Is there to be no end of this judicial dandling of convicts, each having been accorded an overflowing cup of due process of law and appellate review of right? For my part, I stand with the several judges of the Court of Appeals whose successive rulings negate what today’s majority would force upon a harried people’s already shackled effort to enforce their laws against crime. I stand also with the forcefully restraining letters we are receiving almost daily now — from veteran trial judges. Their practically experienced opposition to today’s proposed new rule of Court (see footnote 5, ante at p 250, 251) ought to persuade every Justice that the steadily needed cooperation of law-abiding citizens, inherent as it is in the principle and value of presentence investigation, will upon declared effect of proposed new Rule 785.4 be gone with the wind.

With the criminal encouraged as he now is, either by these ever-mounting technicalisms appellate courts are inventing or by longtime release on bail, few will care to risk his emboldened ire by providing *253presentence information when the court’s officer requests such information. Slowly but surely, all lawabiders are learning- that the judicial system is providing for them no protection from crime; that they must take care of themselves, their lives, their property, their all.

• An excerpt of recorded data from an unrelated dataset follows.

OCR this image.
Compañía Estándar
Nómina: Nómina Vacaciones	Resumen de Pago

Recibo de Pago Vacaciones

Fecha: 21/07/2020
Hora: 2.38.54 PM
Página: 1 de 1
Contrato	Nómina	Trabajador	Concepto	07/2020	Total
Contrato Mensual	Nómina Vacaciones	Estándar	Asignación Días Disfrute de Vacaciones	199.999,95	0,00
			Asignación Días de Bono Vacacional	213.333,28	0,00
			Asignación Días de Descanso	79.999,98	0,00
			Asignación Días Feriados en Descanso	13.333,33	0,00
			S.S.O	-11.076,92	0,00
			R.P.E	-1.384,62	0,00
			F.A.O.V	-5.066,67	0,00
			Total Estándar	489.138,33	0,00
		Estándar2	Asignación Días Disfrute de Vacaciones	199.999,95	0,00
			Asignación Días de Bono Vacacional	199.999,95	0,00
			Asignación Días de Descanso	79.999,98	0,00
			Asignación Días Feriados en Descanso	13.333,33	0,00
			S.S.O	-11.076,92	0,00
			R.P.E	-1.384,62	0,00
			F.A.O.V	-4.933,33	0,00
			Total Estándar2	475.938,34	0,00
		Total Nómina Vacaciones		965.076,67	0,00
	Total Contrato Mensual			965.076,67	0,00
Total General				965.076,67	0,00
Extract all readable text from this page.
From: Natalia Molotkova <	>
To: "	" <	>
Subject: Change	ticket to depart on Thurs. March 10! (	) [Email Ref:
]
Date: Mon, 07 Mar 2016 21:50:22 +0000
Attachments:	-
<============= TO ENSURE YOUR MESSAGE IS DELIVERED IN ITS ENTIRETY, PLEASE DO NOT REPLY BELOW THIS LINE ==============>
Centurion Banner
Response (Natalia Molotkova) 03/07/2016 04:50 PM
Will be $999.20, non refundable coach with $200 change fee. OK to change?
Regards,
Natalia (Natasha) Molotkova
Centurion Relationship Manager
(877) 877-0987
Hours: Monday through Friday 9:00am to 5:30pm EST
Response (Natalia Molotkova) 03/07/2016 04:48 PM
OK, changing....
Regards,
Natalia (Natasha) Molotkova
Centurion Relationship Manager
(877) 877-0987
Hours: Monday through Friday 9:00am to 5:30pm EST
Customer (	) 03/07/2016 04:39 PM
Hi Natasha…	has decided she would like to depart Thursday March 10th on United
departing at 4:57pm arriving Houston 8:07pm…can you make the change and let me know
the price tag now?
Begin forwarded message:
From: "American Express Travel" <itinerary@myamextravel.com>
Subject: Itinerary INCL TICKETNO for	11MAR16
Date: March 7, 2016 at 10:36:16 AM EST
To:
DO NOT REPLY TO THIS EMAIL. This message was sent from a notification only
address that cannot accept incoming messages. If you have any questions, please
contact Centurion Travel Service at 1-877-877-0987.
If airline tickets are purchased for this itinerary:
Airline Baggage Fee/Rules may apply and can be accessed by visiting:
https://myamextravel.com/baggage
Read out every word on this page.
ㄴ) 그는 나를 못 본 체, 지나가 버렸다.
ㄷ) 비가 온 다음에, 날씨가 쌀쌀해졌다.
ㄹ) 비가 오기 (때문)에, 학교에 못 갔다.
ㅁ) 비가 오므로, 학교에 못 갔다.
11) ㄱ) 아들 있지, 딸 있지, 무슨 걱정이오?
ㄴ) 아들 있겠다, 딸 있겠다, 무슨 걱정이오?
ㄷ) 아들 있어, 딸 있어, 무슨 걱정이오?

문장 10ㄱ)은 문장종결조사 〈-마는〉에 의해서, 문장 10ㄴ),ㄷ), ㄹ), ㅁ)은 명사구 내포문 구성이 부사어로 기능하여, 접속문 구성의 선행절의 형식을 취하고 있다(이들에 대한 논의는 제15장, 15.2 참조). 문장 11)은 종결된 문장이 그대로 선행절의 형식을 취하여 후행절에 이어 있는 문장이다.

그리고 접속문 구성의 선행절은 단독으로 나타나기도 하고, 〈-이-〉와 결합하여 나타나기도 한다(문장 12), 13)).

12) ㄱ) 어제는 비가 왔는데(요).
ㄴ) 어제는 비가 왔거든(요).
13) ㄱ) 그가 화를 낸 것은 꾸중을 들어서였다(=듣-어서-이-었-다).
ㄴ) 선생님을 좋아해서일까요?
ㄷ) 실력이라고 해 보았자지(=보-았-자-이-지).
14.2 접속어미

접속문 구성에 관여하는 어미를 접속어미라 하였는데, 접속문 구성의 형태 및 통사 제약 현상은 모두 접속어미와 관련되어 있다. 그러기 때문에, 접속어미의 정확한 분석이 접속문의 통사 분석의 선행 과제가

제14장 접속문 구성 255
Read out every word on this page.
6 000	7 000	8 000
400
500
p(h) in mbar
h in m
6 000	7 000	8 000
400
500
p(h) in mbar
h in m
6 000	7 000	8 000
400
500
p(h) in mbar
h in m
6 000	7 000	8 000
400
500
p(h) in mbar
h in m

Adopting and applying that which Division 1 wrote to conclude its opinion, I would affirm. The conclusion thus adopted and applied reads (25 Mich App 195, 196):

“As to the second, this Court has ruled before on the availability of review of presentence reports. People v. Camak (1967), 5 Mich App 655; People v. Beard (1969), 17 Mich App 409; People v. Charles Williams (1969), 19 Mich App 544. Review of those reports is not of right, but within the sound discretion of the trial court. Defendant has not shown an abuse of that discretion in the instant case.”

Consider the promise of prospectivity made by Cole (382 Mich 695, 720, 721) and its arrant repudiation 18 months later by Hampton (384 Mich 669).